Comment on Anybody else do this today?
partial_accumen@lemmy.world 2 days ago
This kind of thing used to stress me out. It took me awhile to finally find peace but it comes down to this:
We all know what Uncle Ben told us that ‘With great power comes great responsibility’, and while that’s true it also must follow that ‘With little (or no) power come little (or no) responsibility.’
The systems in place have taken nearly all power out of your hands to fix the situation yourself. If you had (even temporary) admin access available to you, you would have fixed the situation yourself in a few minutes and completed the task. However, the systems around you are designed to limit your abilities, and channel you through narrow support paths that they themselves are limited in what they can do.

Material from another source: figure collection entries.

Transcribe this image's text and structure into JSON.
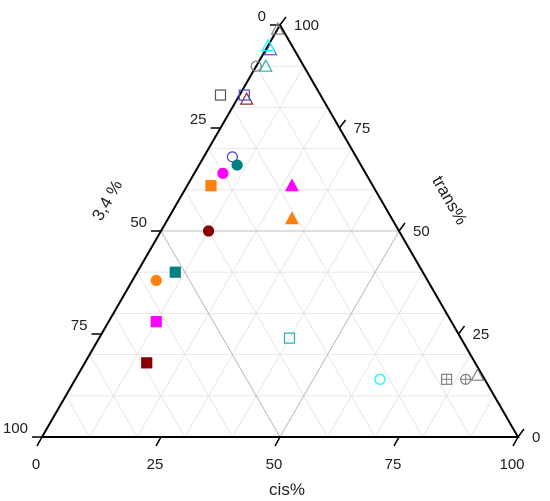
{
  "chart_data": {
    "type": "scatter",
    "subtype": "ternary",
    "axes": {
      "bottom": {
        "label": "cis%",
        "ticks": [
          "0",
          "25",
          "50",
          "75",
          "100"
        ]
      },
      "left": {
        "label": "3,4 %",
        "ticks": [
          "100",
          "75",
          "50",
          "25",
          "0"
        ]
      },
      "right": {
        "label": "trans%",
        "ticks": [
          "0",
          "25",
          "50",
          "75",
          "100"
        ]
      },
      "range": [
        0,
        100
      ],
      "grid": true,
      "grid_step": 10
    },
    "points": [
      {
        "cis": 0,
        "trans": 99,
        "v34": 1,
        "marker": "triangle-open",
        "color": "#808080"
      },
      {
        "cis": 1,
        "trans": 94,
        "v34": 5,
        "marker": "triangle-open",
        "color": "#5b5bd6"
      },
      {
        "cis": 0,
        "trans": 95,
        "v34": 5,
        "marker": "triangle-open",
        "color": "#00ffff"
      },
      {
        "cis": 2,
        "trans": 90,
        "v34": 8,
        "marker": "triangle-open",
        "color": "#20b2aa"
      },
      {
        "cis": 0,
        "trans": 90,
        "v34": 10,
        "marker": "circle-open",
        "color": "#808080"
      },
      {
        "cis": 2,
        "trans": 82,
        "v34": 16,
        "marker": "triangle-open",
        "color": "#8b2e2e"
      },
      {
        "cis": 1,
        "trans": 83,
        "v34": 16,
        "marker": "square-open",
        "color": "#4a4ad6"
      },
      {
        "cis": -4,
        "trans": 83,
        "v34": 21,
        "marker": "square-open",
        "color": "#555555"
      },
      {
        "cis": 6,
        "trans": 68,
        "v34": 26,
        "marker": "circle-open",
        "color": "#4a4ad6"
      },
      {
        "cis": 8,
        "trans": 66,
        "v34": 26,
        "marker": "circle-filled",
        "color": "#008080"
      },
      {
        "cis": 6,
        "trans": 64,
        "v34": 30,
        "marker": "circle-filled",
        "color": "#ff00ff"
      },
      {
        "cis": 5,
        "trans": 61,
        "v34": 34,
        "marker": "square-filled",
        "color": "#ff7f0e"
      },
      {
        "cis": 22,
        "trans": 61,
        "v34": 17,
        "marker": "triangle-filled",
        "color": "#ff00ff"
      },
      {
        "cis": 26,
        "trans": 53,
        "v34": 21,
        "marker": "triangle-filled",
        "color": "#ff7f0e"
      },
      {
        "cis": 10,
        "trans": 50,
        "v34": 40,
        "marker": "circle-filled",
        "color": "#8b0000"
      },
      {
        "cis": 8,
        "trans": 40,
        "v34": 52,
        "marker": "square-filled",
        "color": "#008080"
      },
      {
        "cis": 5,
        "trans": 38,
        "v34": 57,
        "marker": "circle-filled",
        "color": "#ff7f0e"
      },
      {
        "cis": 10,
        "trans": 28,
        "v34": 62,
        "marker": "square-filled",
        "color": "#ff00ff"
      },
      {
        "cis": 13,
        "trans": 18,
        "v34": 69,
        "marker": "square-filled",
        "color": "#8b0000"
      },
      {
        "cis": 40,
        "trans": 24,
        "v34": 36,
        "marker": "square-open",
        "color": "#20b2aa"
      },
      {
        "cis": 64,
        "trans": 14,
        "v34": 22,
        "marker": "circle-open",
        "color": "#00ffff"
      },
      {
        "cis": 78,
        "trans": 14,
        "v34": 8,
        "marker": "square-crossed",
        "color": "#808080"
      },
      {
        "cis": 82,
        "trans": 14,
        "v34": 4,
        "marker": "circle-crossed",
        "color": "#808080"
      },
      {
        "cis": 84,
        "trans": 15,
        "v34": 1,
        "marker": "triangle-open",
        "color": "#808080"
      }
    ]
  }
}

You responsibilities are to properly identify the need for support and follow the path (no matter how inefficient), and notify your direct boss of the situation that is causing the delay for the deliverable. You did 100% of your job here. No, it shouldn’t be this hard to get this thing done, but it is, and its entirely out of your control. Because you have little to no power to fix the system, you have little to no responsibility for the problems it produces.
Katana314@lemmy.world 2 days ago
I have never understood the plight of the UI engineer who happened to notice the deep-backend SQL bug happening, and being told “Can you dive in and fix this? Only you can fix this. We will elevate your database permissions if needed. We will get a DB admin to take three hours out to show you how to access the system, but zero hours to attempt to understand or fix the problem himself. Only you can rescue the princess, Link, for you are the chosen one.”